Feature #4233
Updated by Tom Clegg about 10 years ago
Scope of this story:
* A graph appears on the log tab of a job that is running or queued.
** When a websocket message arrives with a "stderr" log entry, in addition to appending the text the existing log viewer window, split the log text into lines (there can be multiple lines per log entry), grep for "crunchstat:" lines, and update the graph accordingly.
** For now, ignore everything the cumulative stats (before the "--" delimiter) and just graph the "interval" stats.
** Each log line is expected to have a numeric task identifier, T (it's "0" for the first task).
** Each crunchstat sample is expected to have the format "crunchstat: L X1 L1 X2 L2 ... -- interval Dt seconds D1 L1 D2 L2 ..." where L* are labels and D* are deltas.
** Each crunchstat sample should be rendered on the graph as a data point @(T, sum(Dx)/Dt)@. The legend for the series should be "L". The tooltip for the data point should list the individual D1 L1 etc. ("123 tx / 345 rx"), as well as sum(Dx)/Dt, the task id T ("task 0"), and the label L ("net:eth0").
** The graph should have a scale of ~1 pixel per second on the X axis: this will show 10-20 minutes of activity. Older activity will scroll off the left edge. For now, there's no need to support scrolling to see older data points, unless of course this turns out to be trivial to implement.
** Ignore lines with no @" -- interval "@.
** Probably best to use Morris. Existing example in @app/assets/javascripts/keep_disks.js.coffee@
* Provide a test helper (in apps/workbench/lib?) that replays crunch job logs.
** Accept arguments: path to plain text file, speed multiplier, optional job UUID.
** Read log messages from the specified file.
** Parse the timestamps.
** Replace the job UUID in the text file with the job UUID specified by the caller, if any.
** Copy the modified log entry into the Logs table using @Log.create()@.
** Introduce delays between log messages such that the logs are replayed faster (by the given speed multiplier) than suggested by the timestamps in the text file. If the speed multiplier given is zero or negative, don't delay at all.
** Do not modify the timestamps in the log text, though. The log record itself will have a current timestamp which will disagree with the text, but that should be fine.
** Raise an exception if RAILS_ENV is not "test" or "development".
** Make a rake task so the helper can be invoked from the command line as @"rake replaylog log.txt 2.0"@.
** Note on the [[Hacking Workbench]] wiki page how to use the helper to inject logs while hacking the graphing code (or the text log viewer, for that matter).
* A test case uses the helper to inject logs and confirm that the graph gets updated as a result.
** Add a real log file (or an excerpt of one) to the source tree for use in tests. (Check with Abram / science team for a good public example that has multiple concurrent tasks and some periods of interesting activity.)
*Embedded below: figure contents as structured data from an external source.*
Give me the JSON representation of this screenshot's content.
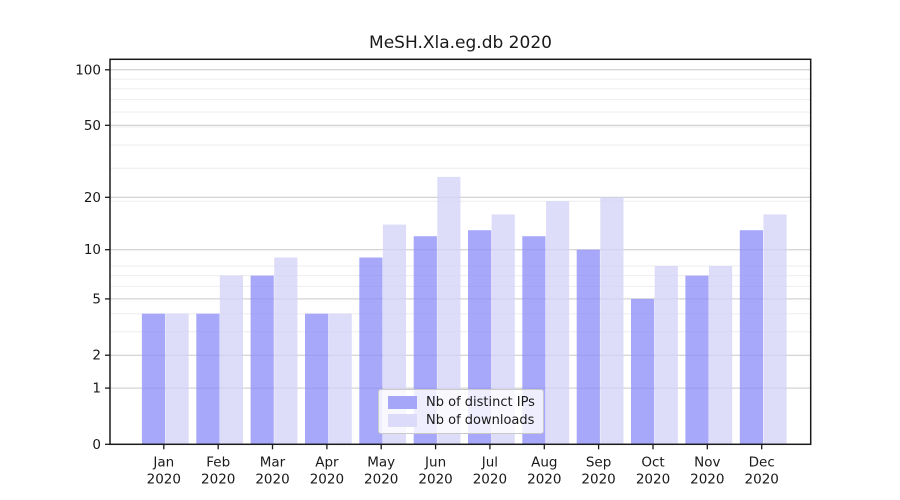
{
  "title": "MeSH.Xla.eg.db 2020",
  "chart_data": {
    "type": "bar",
    "title": "MeSH.Xla.eg.db 2020",
    "xlabel": "",
    "ylabel": "",
    "yscale": "log1p",
    "ylim": [
      0,
      114
    ],
    "y_ticks": [
      0,
      1,
      2,
      5,
      10,
      20,
      50,
      100
    ],
    "y_minor_gridlines": [
      3,
      4,
      6,
      7,
      8,
      19,
      29,
      39,
      49,
      59,
      69,
      79,
      89
    ],
    "grid": true,
    "legend_position": "inside lower-center",
    "categories": [
      "Jan 2020",
      "Feb 2020",
      "Mar 2020",
      "Apr 2020",
      "May 2020",
      "Jun 2020",
      "Jul 2020",
      "Aug 2020",
      "Sep 2020",
      "Oct 2020",
      "Nov 2020",
      "Dec 2020"
    ],
    "series": [
      {
        "name": "Nb of distinct IPs",
        "values": [
          4,
          4,
          7,
          4,
          9,
          12,
          13,
          12,
          10,
          5,
          7,
          13
        ],
        "color": "rgba(143,143,248,0.78)",
        "swatch_color": "#a6a6f9"
      },
      {
        "name": "Nb of downloads",
        "values": [
          4,
          7,
          9,
          4,
          14,
          26,
          16,
          19,
          20,
          8,
          8,
          16
        ],
        "color": "rgba(211,211,249,0.78)",
        "swatch_color": "#dcdcfa"
      }
    ]
  },
  "colors": {
    "background": "#ffffff",
    "axis": "#1a1a1a",
    "text": "#1a1a1a",
    "grid_major": "#c9c9c9",
    "grid_minor": "#ededed"
  }
}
Future work will likely include:
* Graph stats from multiple jobs at once (e.g., on the "show pipeline" page, when more than one job in the pipeline is running)
* View historical logs (the data will come from plain text, not websockets)
* Restrict the series to a subset of tasks or statistics (for now, a job with many concurrent tasks will have too much data to digest, although "near zero" and "not near zero" should still be possible to distinguish, which is usually the first question).
* Group the statistics by node.
* Group the statistics by label (e.g., total CPU load across all running tasks).